Located in East Jakarta, Pasar Pramuka is one of the 23 pet markets in Jakarta that sell birds. It boasts no fewer than 152 stores selling anything from various pigeon breeds and ducks to ornamental chickens.
The market, which is popular with many Jakarta shoppers, sits just 5m from the densely populated Pal Meriam residential area — a clear challenge to municipal laws that ban poultry from being reared within 25m of residential areas.
While the laws specifically refer to farmed poultry and slaughterhouses, it is clear that pet birds would pose similar risks of spreading bird flu to humans.
But the people living near Pasar Pramuka are not worried.

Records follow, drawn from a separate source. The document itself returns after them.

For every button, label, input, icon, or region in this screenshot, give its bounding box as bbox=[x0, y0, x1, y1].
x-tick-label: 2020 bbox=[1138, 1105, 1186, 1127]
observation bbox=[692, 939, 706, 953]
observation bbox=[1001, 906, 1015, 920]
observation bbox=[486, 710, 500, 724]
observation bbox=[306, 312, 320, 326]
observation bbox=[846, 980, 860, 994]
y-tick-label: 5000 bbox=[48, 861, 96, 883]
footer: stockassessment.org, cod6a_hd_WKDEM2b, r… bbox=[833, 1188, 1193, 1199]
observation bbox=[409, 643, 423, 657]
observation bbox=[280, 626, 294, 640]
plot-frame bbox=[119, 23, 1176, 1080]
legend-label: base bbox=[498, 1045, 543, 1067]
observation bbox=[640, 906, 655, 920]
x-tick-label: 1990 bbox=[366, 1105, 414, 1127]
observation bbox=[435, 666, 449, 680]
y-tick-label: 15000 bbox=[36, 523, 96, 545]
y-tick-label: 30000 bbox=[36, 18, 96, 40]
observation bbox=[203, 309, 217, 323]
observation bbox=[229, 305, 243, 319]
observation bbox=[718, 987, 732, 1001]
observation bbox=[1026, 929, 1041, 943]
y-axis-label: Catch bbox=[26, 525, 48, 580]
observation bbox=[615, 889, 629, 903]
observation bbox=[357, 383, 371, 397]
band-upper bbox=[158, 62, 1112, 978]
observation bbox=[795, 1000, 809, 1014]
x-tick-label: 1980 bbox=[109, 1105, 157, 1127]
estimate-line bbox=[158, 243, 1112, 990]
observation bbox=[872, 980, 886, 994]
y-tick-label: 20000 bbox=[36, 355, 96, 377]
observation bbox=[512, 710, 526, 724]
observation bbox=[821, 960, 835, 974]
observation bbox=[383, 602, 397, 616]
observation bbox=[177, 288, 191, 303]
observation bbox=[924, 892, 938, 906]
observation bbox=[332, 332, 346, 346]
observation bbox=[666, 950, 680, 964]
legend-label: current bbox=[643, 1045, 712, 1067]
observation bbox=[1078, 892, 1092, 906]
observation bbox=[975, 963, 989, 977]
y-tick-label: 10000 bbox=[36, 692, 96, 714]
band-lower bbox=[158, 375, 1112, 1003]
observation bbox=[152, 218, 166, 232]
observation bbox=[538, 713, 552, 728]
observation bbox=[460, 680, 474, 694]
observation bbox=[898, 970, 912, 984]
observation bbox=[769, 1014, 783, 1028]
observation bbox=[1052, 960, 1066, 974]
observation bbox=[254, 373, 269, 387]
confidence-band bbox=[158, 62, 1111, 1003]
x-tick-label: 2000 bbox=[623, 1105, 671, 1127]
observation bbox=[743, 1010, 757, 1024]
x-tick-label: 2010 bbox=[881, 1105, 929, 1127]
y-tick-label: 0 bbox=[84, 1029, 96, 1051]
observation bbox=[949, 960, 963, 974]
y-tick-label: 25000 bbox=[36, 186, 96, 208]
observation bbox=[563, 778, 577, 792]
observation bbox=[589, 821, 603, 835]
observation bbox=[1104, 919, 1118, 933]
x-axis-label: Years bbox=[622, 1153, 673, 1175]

“The pet market has been around for 30 years. We haven’t had anyone here catching bird flu,” Evaldi, 46, who lives about 20m from the market, said as his six-year-old son Razaq Gumanti, played with his pet bird.
His neighbor Damiri, too, told The Straits Times: “They have been keeping Pasar Pramuka market very clean, probably the cleanest market in the country. As long as they keep up with that hygiene work, we should not be worried.”
It is the kind of response that frustrates Ipih Ruyani, Jakarta’s top bureaucrat overseeing the culling of sick poultry and checking on whether poultry handlers keep to the rules.
“Their typical argument is: We have been living with live poultry for years. If there were bird flu, we would have caught it a long time ago,” she said, sighing.
Jakarta’s municipal government has been trying to move Pasar Pramuka for the past four years but has been facing delays from a combination of protests from stallholders and the public, as well as slow bureaucracy.
The first attempt was made in 2007, the year 37 people died from bird flu in Indonesia. The country accounts for almost half of human bird flu fatalities, and saw 45 people die in 2006.